Die Kündigung eines psychisch kranken Mieters ist in der Vergangenheit oft auf Probleme gestoßen.

Denn viele Gerichte waren der Auffassung, eine fristlose oder fristgemäße Kündigung eines Mietverhältnisses durch ein Verhalten des Mieters setze voraus, dass dieser schuldhaft den Hausfrieden störe. Dies sei dann nicht der Fall, wenn der Mieter durch psychische Beeinträchtigungen schuldunfähig sei.
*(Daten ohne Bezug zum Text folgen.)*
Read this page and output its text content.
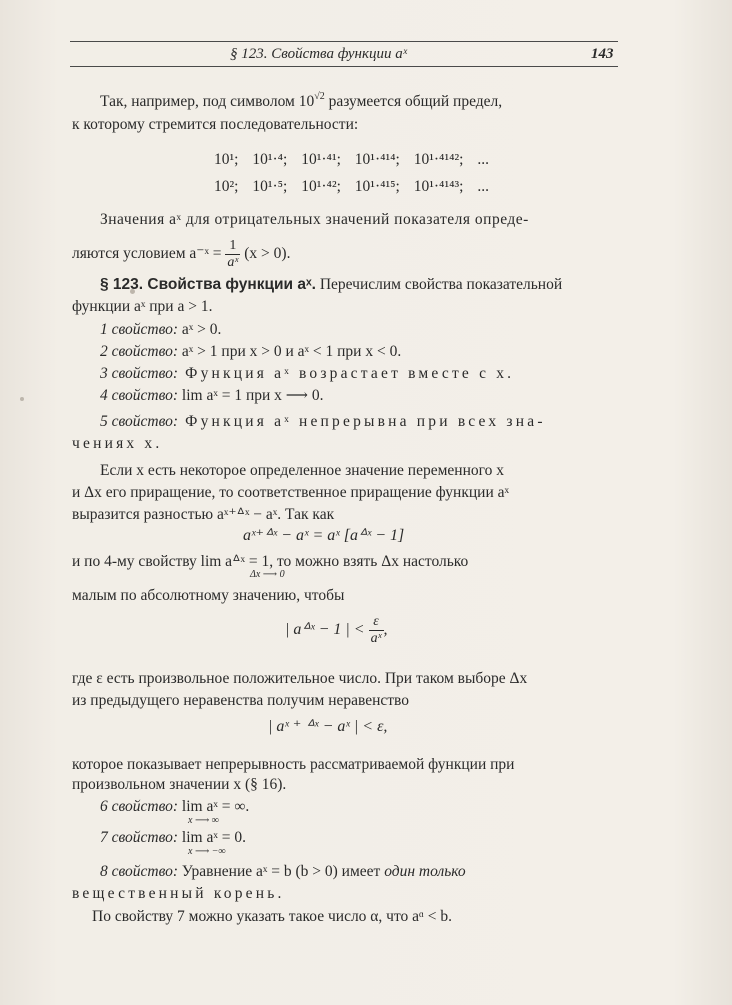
§ 123. Свойства функции aˣ	143
Так, например, под символом $10^{√2}$ разумеется общий предел,
к которому стремится последовательности:
10¹; 10¹·⁴; 10¹·⁴¹; 10¹·⁴¹⁴; 10¹·⁴¹⁴²; ...
10²; 10¹·⁵; 10¹·⁴²; 10¹·⁴¹⁵; 10¹·⁴¹⁴³; ...
Значения aˣ для отрицательных значений показателя опреде-
ляются условием a⁻ˣ = $\frac{1}{\text{aˣ}} (x > 0)$.
§ 123. Свойства функции aˣ. Перечислим свойства показательной
функции aˣ при a > 1.
1 свойство: aˣ > 0.
2 свойство: aˣ > 1 при x > 0 и aˣ < 1 при x < 0.
3 свойство: Функция aˣ возрастает вместе с x.
4 свойство: lim aˣ = 1 при x ⟶ 0.
5 свойство: Функция aˣ непрерывна при всех зна-
чениях x.
Если x есть некоторое определенное значение переменного x
и Δx его приращение, то соответственное приращение функции aˣ
выразится разностью aˣ⁺ᐞˣ − aˣ. Так как
aˣ⁺ᐞˣ − aˣ = aˣ [aᐞˣ − 1]
и по 4-му свойству lim aᐞˣ = 1, то можно взять Δx настолько
Δx ⟶ 0
малым по абсолютному значению, чтобы
| aᐞˣ − 1 | < $\frac{\varepsilon}{\text{aˣ}}$ ,
где ε есть произвольное положительное число. При таком выборе Δx
из предыдущего неравенства получим неравенство
| aˣ ⁺ ᐞˣ − aˣ | < ε,
которое показывает непрерывность рассматриваемой функции при
произвольном значении x (§ 16).
6 свойство: lim aˣ = ∞.
x ⟶ ∞
7 свойство: lim aˣ = 0.
x ⟶ −∞
8 свойство: Уравнение aˣ = b (b > 0) имеет один только
вещественный корень.
По свойству 7 можно указать такое число α, что aᵅ < b.
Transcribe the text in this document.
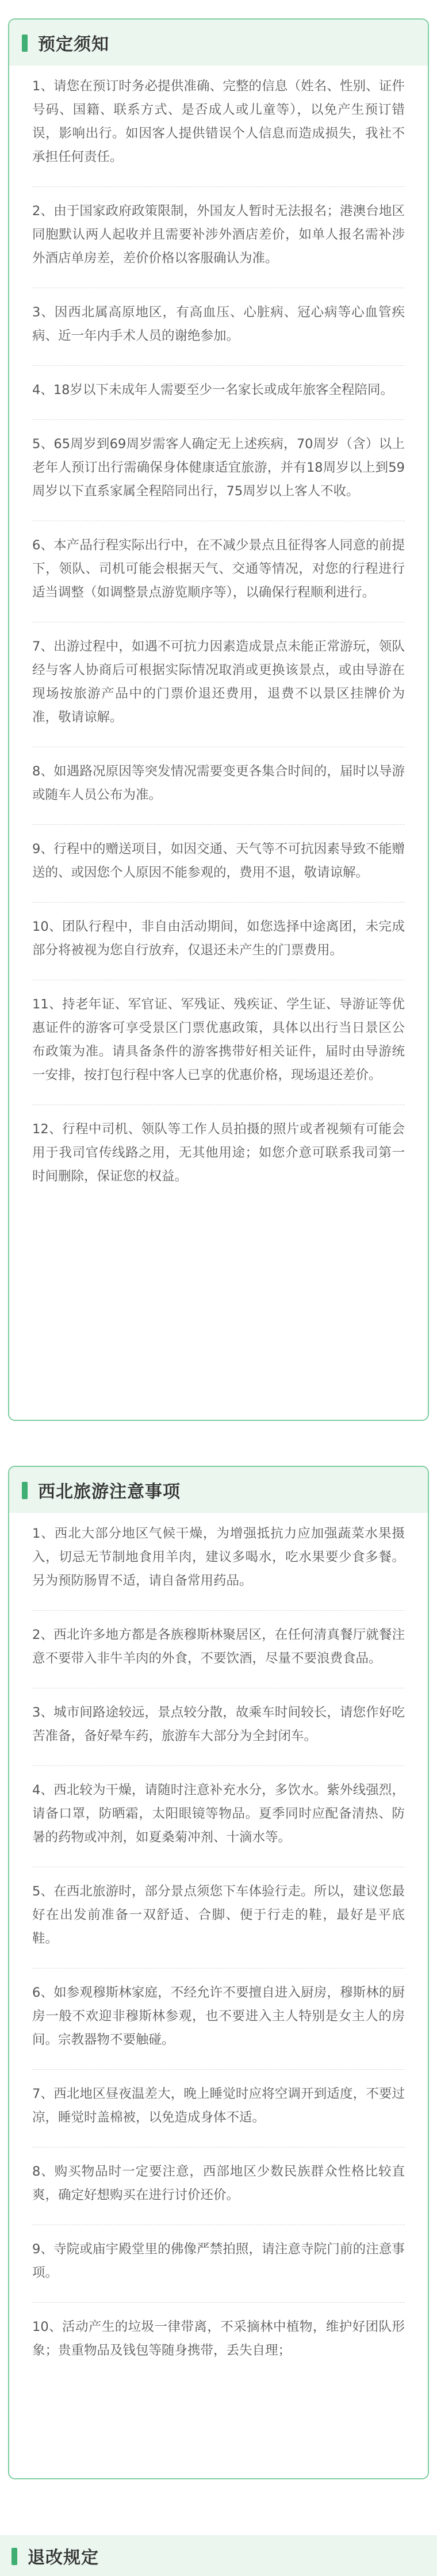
预定须知

1、请您在预订时务必提供准确、完整的信息（姓名、性别、证件号码、国籍、联系方式、是否成人或儿童等），以免产生预订错误，影响出行。如因客人提供错误个人信息而造成损失，我社不承担任何责任。

2、由于国家政府政策限制，外国友人暂时无法报名；港澳台地区同胞默认两人起收并且需要补涉外酒店差价，如单人报名需补涉外酒店单房差，差价价格以客服确认为准。

3、因西北属高原地区，有高血压、心脏病、冠心病等心血管疾病、近一年内手术人员的谢绝参加。

4、18岁以下未成年人需要至少一名家长或成年旅客全程陪同。

5、65周岁到69周岁需客人确定无上述疾病，70周岁（含）以上老年人预订出行需确保身体健康适宜旅游，并有18周岁以上到59周岁以下直系家属全程陪同出行，75周岁以上客人不收。

6、本产品行程实际出行中，在不减少景点且征得客人同意的前提下，领队、司机可能会根据天气、交通等情况，对您的行程进行适当调整（如调整景点游览顺序等），以确保行程顺利进行。

7、出游过程中，如遇不可抗力因素造成景点未能正常游玩，领队经与客人协商后可根据实际情况取消或更换该景点，或由导游在现场按旅游产品中的门票价退还费用，退费不以景区挂牌价为准，敬请谅解。

8、如遇路况原因等突发情况需要变更各集合时间的，届时以导游或随车人员公布为准。

9、行程中的赠送项目，如因交通、天气等不可抗因素导致不能赠送的、或因您个人原因不能参观的，费用不退，敬请谅解。

10、团队行程中，非自由活动期间，如您选择中途离团，未完成部分将被视为您自行放弃，仅退还未产生的门票费用。

11、持老年证、军官证、军残证、残疾证、学生证、导游证等优惠证件的游客可享受景区门票优惠政策，具体以出行当日景区公布政策为准。请具备条件的游客携带好相关证件，届时由导游统一安排，按打包行程中客人已享的优惠价格，现场退还差价。

12、行程中司机、领队等工作人员拍摄的照片或者视频有可能会用于我司官传线路之用，无其他用途；如您介意可联系我司第一时间删除，保证您的权益。

西北旅游注意事项

1、西北大部分地区气候干燥，为增强抵抗力应加强蔬菜水果摄入，切忌无节制地食用羊肉，建议多喝水，吃水果要少食多餐。另为预防肠胃不适，请自备常用药品。

2、西北许多地方都是各族穆斯林聚居区，在任何清真餐厅就餐注意不要带入非牛羊肉的外食，不要饮酒，尽量不要浪费食品。

3、城市间路途较远，景点较分散，故乘车时间较长，请您作好吃苦准备，备好晕车药，旅游车大部分为全封闭车。

4、西北较为干燥，请随时注意补充水分，多饮水。紫外线强烈，请备口罩，防晒霜，太阳眼镜等物品。夏季同时应配备清热、防暑的药物或冲剂，如夏桑菊冲剂、十滴水等。

5、在西北旅游时，部分景点须您下车体验行走。所以，建议您最好在出发前准备一双舒适、合脚、便于行走的鞋，最好是平底鞋。

6、如参观穆斯林家庭，不经允许不要擅自进入厨房，穆斯林的厨房一般不欢迎非穆斯林参观，也不要进入主人特别是女主人的房间。宗教器物不要触碰。

7、西北地区昼夜温差大，晚上睡觉时应将空调开到适度，不要过凉，睡觉时盖棉被，以免造成身体不适。

8、购买物品时一定要注意，西部地区少数民族群众性格比较直爽，确定好想购买在进行讨价还价。

9、寺院或庙宇殿堂里的佛像严禁拍照，请注意寺院门前的注意事项。

10、活动产生的垃圾一律带离，不采摘林中植物，维护好团队形象；贵重物品及钱包等随身携带，丢失自理；

退改规定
Die neuere Rechtsprechung sieht dies mittlerweile anders.

So hat das Landgericht Frankfurt in einer aktuellen Entscheidung vom 04. Februar 2016 die fristlose Kündigung eines Mieters für wirksam angesehen, der aufgrund seiner psychischen Erkrankung nachts wiederholt laute Schreie ausstieß.

Zwar sei im nachbarschaftlichen Zusammenleben mit kranken Menschen ein erhöhtes Maß an Verständnis und Rücksichtnahme zu fordern. Diese Verpflichtung zur Toleranz ende aber, wenn der vertragsgemäße Gebrauch der Mietwohnungen für die übrigen Mietparteien stark beeinträchtigt werde.

Gleiches hat das Landgericht Bonn in einer Entscheidung vom 4. Juni 2009 und das Landgericht Heidelberg in einer Entscheidung vom 15. April 2011 geurteilt. Als Begründung wurde angegeben, dass auch behinderte Menschen der Pflicht unterliegen, auf ihre Umgebung und damit auf andere Mieter des Hauses ein Mindestmaß an Rücksicht zu nehmen.

Entgegen der landläufigen Meinung können auch unverschuldete Pflichtverletzungen zur Kündigung berechtigen. Zu prüfen sei lediglich, ob die Zumutbarkeitsgrenze, die bei psychisch kranken Mietern hoch angesetzt werden könne, überschritten werde.

Auch im Fall eines schuldunfähigen Mieters stelle eine ständige Lärmbelästigung eine unzumutbare und dauerhafte Störung des Hausfriedens dar, die im Interesse der übrigen Mieter nicht hingenommen werden müsse.